Rabbie’s offers: “A Guaranteed Experience – or your money back.”

Robin said: “The guarantee works very well. If customers feel they have not had the experience they deserved, and we’re at fault, we’ll give them their money back. There are no quibbles about this. We will ask them why the experience was not what they had hoped for but we will always return their money.

“This guarantee works in two ways. It gives customers a feeling that we will always try our best to give them a great experience. It also means that our staff want to ensure that customers do not ask for a refund while on their tour.

‘In reality, we have not have many refund requests but it’s a brilliant way to keep staff motivated to always offer good customer service excellence.”


Other motivational techniques for staff to achieve high standards of service excellence include profit shares and rewards.

Rabbie’s gives a share of 10% of annual profits to every member of staff.

A further financial can be earned by “going the extra mile”. Robin said: “If a staff member does something special that we find out about through word of mouth – from a customer, member of the public or other staff – they are rewarded financially. For example, a tour leader was seen picking up litter at a tourist attraction. We heard about that and they were rewarded.

“It’s about rewards for exceptional behaviour that goes above and beyond.”

Feedback from the audience at the Champions’ event was very positive, with participants mentioning take-away tips they would implement in their own business.

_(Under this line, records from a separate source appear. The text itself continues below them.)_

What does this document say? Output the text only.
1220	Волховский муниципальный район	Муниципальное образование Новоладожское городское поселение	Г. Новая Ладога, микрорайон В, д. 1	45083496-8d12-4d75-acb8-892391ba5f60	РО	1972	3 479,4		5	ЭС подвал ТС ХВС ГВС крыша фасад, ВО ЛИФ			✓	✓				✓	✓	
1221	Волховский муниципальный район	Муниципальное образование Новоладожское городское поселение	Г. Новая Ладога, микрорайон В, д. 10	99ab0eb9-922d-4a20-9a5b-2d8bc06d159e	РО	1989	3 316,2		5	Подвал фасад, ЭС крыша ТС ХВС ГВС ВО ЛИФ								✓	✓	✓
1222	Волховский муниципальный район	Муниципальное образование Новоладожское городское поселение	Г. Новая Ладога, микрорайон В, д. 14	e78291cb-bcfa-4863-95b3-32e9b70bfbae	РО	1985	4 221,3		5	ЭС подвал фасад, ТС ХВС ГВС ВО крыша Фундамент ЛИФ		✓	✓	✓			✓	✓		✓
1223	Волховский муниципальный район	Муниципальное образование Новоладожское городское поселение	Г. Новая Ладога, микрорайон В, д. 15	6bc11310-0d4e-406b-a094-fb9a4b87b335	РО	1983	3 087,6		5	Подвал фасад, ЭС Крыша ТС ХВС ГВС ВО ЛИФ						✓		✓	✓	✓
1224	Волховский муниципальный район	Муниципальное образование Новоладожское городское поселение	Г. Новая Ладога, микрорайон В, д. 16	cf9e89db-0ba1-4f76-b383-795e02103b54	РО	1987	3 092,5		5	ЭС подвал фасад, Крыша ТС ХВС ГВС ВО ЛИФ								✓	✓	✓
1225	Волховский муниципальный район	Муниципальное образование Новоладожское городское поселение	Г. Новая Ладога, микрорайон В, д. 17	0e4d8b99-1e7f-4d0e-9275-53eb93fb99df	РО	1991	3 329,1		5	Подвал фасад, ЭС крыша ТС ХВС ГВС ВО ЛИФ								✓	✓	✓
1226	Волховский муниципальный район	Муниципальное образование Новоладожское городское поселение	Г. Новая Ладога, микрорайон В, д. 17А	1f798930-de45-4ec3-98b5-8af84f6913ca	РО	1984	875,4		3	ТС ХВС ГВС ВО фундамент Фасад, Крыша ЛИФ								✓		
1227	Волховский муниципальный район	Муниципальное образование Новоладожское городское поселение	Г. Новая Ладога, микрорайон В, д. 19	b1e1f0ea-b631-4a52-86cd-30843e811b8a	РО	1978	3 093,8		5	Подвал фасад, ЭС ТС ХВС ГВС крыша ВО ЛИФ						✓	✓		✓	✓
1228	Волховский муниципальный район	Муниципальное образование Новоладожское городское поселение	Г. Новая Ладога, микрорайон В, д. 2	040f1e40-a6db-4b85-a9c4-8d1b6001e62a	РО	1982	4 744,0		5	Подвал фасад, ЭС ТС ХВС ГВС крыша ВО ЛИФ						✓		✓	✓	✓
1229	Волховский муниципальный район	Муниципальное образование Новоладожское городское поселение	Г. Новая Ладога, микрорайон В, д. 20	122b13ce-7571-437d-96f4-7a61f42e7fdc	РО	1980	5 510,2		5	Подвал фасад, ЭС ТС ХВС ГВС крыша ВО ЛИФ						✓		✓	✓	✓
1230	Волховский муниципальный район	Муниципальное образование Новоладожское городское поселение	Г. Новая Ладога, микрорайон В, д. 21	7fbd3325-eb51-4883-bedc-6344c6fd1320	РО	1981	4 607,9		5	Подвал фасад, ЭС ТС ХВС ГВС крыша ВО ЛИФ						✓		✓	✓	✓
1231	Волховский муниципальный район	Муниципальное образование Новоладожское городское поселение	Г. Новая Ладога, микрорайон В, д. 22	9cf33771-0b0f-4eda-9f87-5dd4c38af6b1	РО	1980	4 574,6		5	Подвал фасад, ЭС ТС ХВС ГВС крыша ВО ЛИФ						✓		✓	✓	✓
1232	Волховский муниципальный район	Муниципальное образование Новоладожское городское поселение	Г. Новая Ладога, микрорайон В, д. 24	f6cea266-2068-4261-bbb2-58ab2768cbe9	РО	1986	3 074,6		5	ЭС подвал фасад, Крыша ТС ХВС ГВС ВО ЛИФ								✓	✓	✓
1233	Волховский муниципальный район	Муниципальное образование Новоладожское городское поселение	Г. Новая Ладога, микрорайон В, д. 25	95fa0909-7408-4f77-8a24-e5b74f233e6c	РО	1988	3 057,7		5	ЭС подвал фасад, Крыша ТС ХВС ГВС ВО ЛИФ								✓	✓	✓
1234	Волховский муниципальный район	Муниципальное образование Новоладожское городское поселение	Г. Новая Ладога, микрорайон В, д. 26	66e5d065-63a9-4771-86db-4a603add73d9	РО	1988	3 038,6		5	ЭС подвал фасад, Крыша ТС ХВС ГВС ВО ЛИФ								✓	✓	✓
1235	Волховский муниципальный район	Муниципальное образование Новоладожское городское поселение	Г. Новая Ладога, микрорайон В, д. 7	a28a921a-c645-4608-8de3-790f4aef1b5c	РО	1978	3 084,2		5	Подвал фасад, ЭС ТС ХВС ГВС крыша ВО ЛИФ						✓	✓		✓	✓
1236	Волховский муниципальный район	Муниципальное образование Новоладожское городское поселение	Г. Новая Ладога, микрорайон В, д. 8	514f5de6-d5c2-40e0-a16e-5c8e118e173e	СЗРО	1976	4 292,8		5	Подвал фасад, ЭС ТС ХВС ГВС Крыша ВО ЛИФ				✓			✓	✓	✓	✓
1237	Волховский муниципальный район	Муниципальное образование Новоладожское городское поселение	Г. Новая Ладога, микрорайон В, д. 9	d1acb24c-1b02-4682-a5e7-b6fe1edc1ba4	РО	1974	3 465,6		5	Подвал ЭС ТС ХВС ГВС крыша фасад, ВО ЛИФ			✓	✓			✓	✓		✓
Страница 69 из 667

Ross Anderson, Scottish Enterprise, said: “Rabbie’s employs people for attitude rather than exact skills. This is a very valuable lesson.”

Matthew Hole, Ramada Glasgow Airport, said: “The profit share ideas, especially the rewards for going the extra mile, are a win-win. They incentivise staff to offer the best customer service and because of this the company gains more customers and a better reputation so profits increase. I like this business idea.”

Barbara Smith, SPT Subway, said: “The guaranteed experience concept is such a good idea. It helps with employee engagement in the business because they want to make sure that no one asks for their money back on their shift. It seems to work, too, because Robin said they have not had many customers ask for a refund.”